If the inner product of some vector $\mathbf{x}$ can be expressed as
$$\langle \mathbf{x}, \mathbf{x}\rangle_G = \mathbf{x}^T G\mathbf{x}$$
where $G$ is some symmetric matrix, if I want the derivative of this inner product with respect to $\mathbf{x}$, I should get a vector as a result since this is the derivative of a scalar function by a vector (https://en.wikipedia.org/wiki/Matrix_calculus#Scalar-by-vector).
Nevertheless, this formula tells me that I should get a row-vector, and not a normal vector.
$$\frac{\mathrm{d}}{\mathrm{d} \mathbf{x}} (\mathbf{x}^TG\mathbf{x}) = 2\mathbf{x}^T G$$
(http://www.cs.huji.ac.il/~csip/tirgul3_derivatives.pdf)
which is a row-vector.
Why do I get this contradiction?
Best Answer
For a smooth $f:\mathbb{R}^n\to\mathbb{R}^m$, you have $df:\mathbb{R}^n\to\mathcal{L}(\mathbb{R}^n,\mathbb{R}^m)$
Being differentiable is equivalent to: $$ f(x+h)=f(x)+df(x)\cdot h+o(\|h\|) $$
In your case, $f(x)=\langle x,x \rangle_G$ and $m=1$, hence differential at $x$, $df(x)$ is in $\mathcal{L}(\mathbb{R}^n,\mathbb{R})$. It's a linear form.

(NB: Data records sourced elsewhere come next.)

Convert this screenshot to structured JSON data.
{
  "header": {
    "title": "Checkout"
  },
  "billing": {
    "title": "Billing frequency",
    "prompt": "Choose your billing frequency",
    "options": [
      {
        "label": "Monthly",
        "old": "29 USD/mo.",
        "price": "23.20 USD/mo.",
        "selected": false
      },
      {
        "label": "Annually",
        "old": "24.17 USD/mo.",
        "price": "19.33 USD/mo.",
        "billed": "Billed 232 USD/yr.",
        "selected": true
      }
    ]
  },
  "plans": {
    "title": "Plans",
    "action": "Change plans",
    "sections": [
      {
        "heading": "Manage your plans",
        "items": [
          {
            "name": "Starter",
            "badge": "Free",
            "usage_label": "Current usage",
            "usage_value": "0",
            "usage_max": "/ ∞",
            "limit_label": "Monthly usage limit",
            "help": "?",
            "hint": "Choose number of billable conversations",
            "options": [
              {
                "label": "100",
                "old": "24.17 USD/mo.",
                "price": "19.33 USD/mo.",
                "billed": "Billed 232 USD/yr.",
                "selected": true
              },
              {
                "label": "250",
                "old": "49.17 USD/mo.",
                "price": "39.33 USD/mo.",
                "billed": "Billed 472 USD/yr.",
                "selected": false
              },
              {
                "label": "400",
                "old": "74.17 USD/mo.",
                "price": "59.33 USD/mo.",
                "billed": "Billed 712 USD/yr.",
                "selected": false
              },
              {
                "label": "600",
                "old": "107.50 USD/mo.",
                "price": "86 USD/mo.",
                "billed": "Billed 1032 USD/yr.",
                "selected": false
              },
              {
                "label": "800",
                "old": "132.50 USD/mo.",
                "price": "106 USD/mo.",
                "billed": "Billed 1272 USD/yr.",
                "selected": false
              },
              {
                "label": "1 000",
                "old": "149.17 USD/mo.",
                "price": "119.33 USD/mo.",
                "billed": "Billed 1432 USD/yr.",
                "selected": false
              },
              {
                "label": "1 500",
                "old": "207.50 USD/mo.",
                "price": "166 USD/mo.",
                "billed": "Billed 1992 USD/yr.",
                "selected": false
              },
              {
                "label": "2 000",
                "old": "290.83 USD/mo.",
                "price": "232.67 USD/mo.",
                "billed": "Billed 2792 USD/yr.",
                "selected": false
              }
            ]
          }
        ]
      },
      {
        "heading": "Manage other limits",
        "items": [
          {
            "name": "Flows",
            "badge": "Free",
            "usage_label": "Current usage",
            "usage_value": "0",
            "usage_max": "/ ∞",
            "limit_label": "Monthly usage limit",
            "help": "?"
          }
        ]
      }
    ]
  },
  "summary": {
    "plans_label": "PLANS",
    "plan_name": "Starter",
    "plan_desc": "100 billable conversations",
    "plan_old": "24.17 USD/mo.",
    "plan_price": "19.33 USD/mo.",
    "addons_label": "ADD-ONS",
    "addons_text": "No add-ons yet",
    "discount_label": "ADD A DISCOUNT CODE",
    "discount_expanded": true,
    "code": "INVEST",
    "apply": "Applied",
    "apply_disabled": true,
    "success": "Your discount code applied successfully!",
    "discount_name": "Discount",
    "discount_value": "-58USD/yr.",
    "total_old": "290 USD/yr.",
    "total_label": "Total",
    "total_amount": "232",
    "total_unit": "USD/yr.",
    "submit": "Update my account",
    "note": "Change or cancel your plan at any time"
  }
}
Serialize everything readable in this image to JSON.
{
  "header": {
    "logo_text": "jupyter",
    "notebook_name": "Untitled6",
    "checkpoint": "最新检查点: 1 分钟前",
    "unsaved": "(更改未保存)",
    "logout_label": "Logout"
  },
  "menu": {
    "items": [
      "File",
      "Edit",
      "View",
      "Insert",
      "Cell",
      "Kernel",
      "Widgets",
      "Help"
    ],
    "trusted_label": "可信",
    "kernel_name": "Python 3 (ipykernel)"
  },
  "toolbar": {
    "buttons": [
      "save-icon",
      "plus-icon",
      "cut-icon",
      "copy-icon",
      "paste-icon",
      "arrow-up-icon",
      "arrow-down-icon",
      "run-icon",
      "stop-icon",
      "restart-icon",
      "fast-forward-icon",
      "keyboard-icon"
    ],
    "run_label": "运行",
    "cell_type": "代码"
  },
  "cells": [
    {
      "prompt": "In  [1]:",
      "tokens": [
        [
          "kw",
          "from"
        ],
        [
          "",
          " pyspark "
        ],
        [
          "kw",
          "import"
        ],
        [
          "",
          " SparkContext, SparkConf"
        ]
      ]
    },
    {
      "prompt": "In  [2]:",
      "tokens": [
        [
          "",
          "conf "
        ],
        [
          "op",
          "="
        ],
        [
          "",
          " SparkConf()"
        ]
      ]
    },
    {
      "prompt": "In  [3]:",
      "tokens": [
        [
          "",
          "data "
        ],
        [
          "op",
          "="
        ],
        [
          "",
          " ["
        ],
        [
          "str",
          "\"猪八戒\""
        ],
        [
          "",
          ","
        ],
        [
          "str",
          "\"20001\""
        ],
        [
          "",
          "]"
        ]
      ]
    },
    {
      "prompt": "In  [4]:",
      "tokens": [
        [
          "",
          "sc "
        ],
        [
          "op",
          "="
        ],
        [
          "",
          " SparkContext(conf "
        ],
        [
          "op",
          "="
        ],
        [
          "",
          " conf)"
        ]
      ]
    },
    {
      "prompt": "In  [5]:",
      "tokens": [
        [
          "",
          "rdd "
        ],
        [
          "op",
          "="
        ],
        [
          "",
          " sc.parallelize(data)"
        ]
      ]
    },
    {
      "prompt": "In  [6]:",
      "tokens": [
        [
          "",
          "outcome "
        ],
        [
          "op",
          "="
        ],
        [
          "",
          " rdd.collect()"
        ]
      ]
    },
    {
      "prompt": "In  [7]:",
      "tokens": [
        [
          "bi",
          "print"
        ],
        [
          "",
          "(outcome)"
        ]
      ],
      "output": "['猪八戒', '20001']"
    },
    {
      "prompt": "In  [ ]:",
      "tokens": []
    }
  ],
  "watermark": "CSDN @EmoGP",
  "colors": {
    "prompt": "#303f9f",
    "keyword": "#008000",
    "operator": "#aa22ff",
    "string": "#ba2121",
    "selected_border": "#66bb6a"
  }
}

Let's be more explicit: \begin{align*} f(x+h)=& \langle x+h,x+h \rangle_G \\ =& \underbrace{\langle x,x \rangle_G}_{f(x)} + \underbrace{2\langle x,h \rangle_G }_{df(x)\cdot h}+ \underbrace{\langle h,h \rangle_G}_{\in o(\|h\|)}\\ \end{align*}
Hence your differential is defined by $$ df(x)\cdot h = 2\langle x,h \rangle_G = (2x^tG)h $$ where $2x^tG=\left(\partial_{x_1} f,\dots,\partial_{x_n} f\right)$ is your "row" vector.
Note that, because $m=1$, you can also use a vector $\nabla f(x)$ to represent $df(x)$ using the canonical scalar product. This vector is by definition the gradient of $f$:
$$ df(x)\cdot h = \langle \nabla f(x),h \rangle = \langle 2Gx,h \rangle $$ where $\nabla f(x)=2Gx=\left(\begin{array}{c}\partial_{x_1} f \\ ... \\\partial_{x_n} f\end{array}\right)$. This is your "column" vector.